English: White pepper
A la différence du poivre noir, le poivre blanc se récolte mûr, on le débarrasse ensuite de son enveloppe. Utilisez le poivre blanc pour ajouter dans des préparations où vous ne souhaitez pas que l’on voit les particules sombres du poivre noir. (par exemple pour poivrer une sauce de couleur blanche.)

Le poivre rose

English: Pink pepper
On nomme ainsi improprement le poivre rose car il s’agit en fait de la baie d’un arbuste, Schinus Molle. On le trouve séché ou conservé dans une saumure. Il se prête bien à diverses préparations, amène une saveur un peu piquante et est très décoratif. Mélangez-le à du poivre blanc et noir dans un moulin à poivre et ajoutez-en sur une viande grillée, un poisson, juste avant de le manger.

Le poivre vert

English: Green pepper
Le poivrier est une sorte de liane pouvant atteindre 6 mètres de haut.
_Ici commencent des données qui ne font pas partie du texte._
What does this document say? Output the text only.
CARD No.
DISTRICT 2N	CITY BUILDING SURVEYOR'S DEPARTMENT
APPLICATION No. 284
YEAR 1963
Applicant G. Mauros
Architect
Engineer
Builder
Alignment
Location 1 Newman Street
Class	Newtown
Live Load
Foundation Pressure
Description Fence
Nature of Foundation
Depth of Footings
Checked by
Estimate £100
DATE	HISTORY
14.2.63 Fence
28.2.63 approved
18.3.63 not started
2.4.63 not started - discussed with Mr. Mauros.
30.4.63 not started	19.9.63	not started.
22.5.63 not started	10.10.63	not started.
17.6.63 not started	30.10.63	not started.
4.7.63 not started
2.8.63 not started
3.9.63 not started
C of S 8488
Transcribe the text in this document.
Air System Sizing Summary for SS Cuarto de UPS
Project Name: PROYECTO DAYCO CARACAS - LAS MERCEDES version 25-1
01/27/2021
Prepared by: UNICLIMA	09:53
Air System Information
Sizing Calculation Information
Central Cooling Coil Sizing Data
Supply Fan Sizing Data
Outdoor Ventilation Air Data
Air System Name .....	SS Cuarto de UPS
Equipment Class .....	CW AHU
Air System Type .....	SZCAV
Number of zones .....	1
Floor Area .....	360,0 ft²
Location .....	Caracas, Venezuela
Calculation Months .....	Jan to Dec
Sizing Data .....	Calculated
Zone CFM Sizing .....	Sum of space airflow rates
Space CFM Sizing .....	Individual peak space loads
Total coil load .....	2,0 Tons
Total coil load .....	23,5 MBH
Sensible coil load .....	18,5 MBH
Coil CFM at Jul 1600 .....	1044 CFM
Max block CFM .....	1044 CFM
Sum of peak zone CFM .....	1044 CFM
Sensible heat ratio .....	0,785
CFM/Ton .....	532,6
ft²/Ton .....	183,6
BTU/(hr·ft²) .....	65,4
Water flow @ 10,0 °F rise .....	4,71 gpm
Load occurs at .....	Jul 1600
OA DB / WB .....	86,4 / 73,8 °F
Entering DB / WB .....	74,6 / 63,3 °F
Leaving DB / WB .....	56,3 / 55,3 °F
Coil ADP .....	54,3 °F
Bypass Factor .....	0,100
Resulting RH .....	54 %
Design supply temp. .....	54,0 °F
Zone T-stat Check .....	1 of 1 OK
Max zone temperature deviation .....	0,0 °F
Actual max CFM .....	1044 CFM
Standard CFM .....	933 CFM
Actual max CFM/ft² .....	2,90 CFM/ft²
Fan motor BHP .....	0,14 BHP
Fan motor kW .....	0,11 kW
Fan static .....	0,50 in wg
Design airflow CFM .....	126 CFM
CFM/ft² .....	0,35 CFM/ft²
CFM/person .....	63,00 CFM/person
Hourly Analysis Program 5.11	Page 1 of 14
Elle donne des baies que l’on récolte à divers stades de maturité afin d’obtenir un poivre différent. Ainsi, le poivre vert comme son nom l’indique est du poivre que l’on récolte avant qu’il ne soit mûr. On le trouve séché ou conservé dans une saumure.

Le sésame

Latin: Sesamum Indicum
English: Sesame
Plante oléagineuse très estimée au Moyen et Extrême Orient. On en utilise les graines mais aussi l’huile provenant de ces mêmes graines. Distinguons ici l’huile de sésame que l’on trouve dans les magasins diététiques préparées avec les graines à l’état brut et l’huile utilisée par le cuisinier chinois qui elle est fabriquée avec les graines torréfiées. Ces deux produits étant en fait deux produits différent tant leur saveur varie. L’huile des chinois apporte une saveur intense aux mets alors que l’huile provenant de graines non torréfiées n’a que peu de saveur.
Une recommandation: méfier vous de certaines marques provenant d’extrême Orient qui on une saveur de paille plutôt désagréable. Vous trouverez ici une qualité soigneusement sélectionnée à la saveur raffinée que vous pourrez utiliser si vous souhaitez préparer la recette du « Filet de bar au cébettes, sauce soja et huile de sésame ».

Les épices tandoori

English: Tandoori spices
Les épices tandoori sont un mélange de différents épices d’une couleur rouge soutenue et un peu pimentées. Elles sont essentiellement utilisées en Inde pour mariner viandes et poissons destinés à être cuit dans le traditionnel four en terre cuite appelé Tandoor. Toutefois vous trouverez sur ce site des recettes utilisant les épices tandoori pour réaliser des plats uniques et originaux.

La vanille

Latin: Vanilla planifolia
English: Vanilla
La vanille est une variété d’orchidée grimpante qui provient principalement de l’île de la Réunion (anciennement appelée Bourbon en hommage aux rois de France, d’où le nom de vanille Bourbon), de Madagascar, Tahiti, Île Maurice et autres endroits de part le monde. C’est Cortez qui découvre la vanille au Mexique à l’époque de la conquête du Nouveau Monde.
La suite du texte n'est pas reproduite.